Staunton, September 19 – Moscow officials have confirmed that they will not declassify documents concerning the Soviet security services for another 30 years, a decision that was anticipated by a resolution of the Inter-Agency Commission on the Defense of State Secrets and one that means that it will remain impossible to research many key events in Soviet history.
Moscow researchers Andrei Soldatov and Irina Borogan report that this extension will allow the current rulers of Russia, many of whom like Vladimir Putin spring from the Soviet security services to prevent anyone from making an accurate assessment of what they and their colleagues did for many years to come.
The two quote their own 2010 study of the subject in which they conclude that because of the continuing secrecy, “we do not have an exhaustive report about the mass repressions which the Soviet organs of state security carried out.

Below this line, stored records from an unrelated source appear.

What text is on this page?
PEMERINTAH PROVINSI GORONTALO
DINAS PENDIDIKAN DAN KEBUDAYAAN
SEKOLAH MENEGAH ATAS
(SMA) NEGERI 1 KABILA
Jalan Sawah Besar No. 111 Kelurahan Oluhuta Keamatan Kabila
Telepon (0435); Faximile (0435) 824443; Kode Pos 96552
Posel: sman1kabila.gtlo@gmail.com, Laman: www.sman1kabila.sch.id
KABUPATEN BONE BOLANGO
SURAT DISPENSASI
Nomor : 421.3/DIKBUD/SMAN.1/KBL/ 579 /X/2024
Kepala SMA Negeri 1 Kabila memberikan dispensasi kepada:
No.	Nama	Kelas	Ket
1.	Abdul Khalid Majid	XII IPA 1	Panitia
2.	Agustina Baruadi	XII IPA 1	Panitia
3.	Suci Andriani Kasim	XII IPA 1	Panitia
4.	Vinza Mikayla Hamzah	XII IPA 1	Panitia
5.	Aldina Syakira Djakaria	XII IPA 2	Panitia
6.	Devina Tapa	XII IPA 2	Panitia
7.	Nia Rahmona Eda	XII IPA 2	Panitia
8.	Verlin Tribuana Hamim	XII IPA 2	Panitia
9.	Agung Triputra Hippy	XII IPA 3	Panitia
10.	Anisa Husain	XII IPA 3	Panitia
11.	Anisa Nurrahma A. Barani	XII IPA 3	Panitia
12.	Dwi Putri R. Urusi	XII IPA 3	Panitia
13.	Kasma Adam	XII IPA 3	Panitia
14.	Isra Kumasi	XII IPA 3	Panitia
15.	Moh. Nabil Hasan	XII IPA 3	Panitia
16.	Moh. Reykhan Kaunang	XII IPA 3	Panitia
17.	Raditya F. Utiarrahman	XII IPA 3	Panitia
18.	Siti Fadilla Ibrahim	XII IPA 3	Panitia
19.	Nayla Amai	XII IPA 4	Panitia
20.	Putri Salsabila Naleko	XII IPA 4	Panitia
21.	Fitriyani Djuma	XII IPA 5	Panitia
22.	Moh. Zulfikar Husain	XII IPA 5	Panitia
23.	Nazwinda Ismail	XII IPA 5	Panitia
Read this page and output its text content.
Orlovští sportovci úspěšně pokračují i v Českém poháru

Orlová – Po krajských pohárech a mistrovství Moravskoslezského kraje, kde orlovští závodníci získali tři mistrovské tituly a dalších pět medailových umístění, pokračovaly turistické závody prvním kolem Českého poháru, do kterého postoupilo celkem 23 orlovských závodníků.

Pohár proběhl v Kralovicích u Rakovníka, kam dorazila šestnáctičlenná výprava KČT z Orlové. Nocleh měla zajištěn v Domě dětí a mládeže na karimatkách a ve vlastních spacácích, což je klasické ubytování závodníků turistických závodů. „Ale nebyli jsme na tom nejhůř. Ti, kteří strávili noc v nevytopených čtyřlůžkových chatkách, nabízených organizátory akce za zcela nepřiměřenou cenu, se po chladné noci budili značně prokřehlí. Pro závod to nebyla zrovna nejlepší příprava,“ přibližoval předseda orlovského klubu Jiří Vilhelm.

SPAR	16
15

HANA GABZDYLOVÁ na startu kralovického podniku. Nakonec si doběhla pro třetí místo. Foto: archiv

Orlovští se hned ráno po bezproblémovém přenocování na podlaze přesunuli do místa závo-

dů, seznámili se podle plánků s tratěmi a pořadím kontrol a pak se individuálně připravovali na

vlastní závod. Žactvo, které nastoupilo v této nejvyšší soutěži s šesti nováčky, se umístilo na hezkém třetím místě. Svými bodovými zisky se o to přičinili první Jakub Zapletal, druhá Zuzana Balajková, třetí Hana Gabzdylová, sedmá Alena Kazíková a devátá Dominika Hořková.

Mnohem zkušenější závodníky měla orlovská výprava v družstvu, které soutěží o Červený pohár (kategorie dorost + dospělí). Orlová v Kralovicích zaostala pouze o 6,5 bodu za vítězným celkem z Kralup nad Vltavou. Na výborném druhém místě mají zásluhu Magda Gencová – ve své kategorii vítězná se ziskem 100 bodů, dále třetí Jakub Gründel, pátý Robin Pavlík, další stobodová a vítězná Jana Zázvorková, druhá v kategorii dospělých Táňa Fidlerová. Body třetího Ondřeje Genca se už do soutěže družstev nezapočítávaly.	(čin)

Any attempt at reporting historical facts inevitably involves the publication of the names of those who served in the Soviet special services.”
“The archives from which such information could be extracted are closing. Officers of the FSB, many of which served in the KGB, want that this will continue,” they say, because that will allow them to “compose a more innocent version of the history of the organs of state security” and make people like Yury Andropov into heroes.
The latest Russian government move will give them another generation to do so, the result of the success of Putin and the security officers around him in restoring Soviet-era myths about what they see as the positive contribution such agents made in struggling against “enemies of the people.”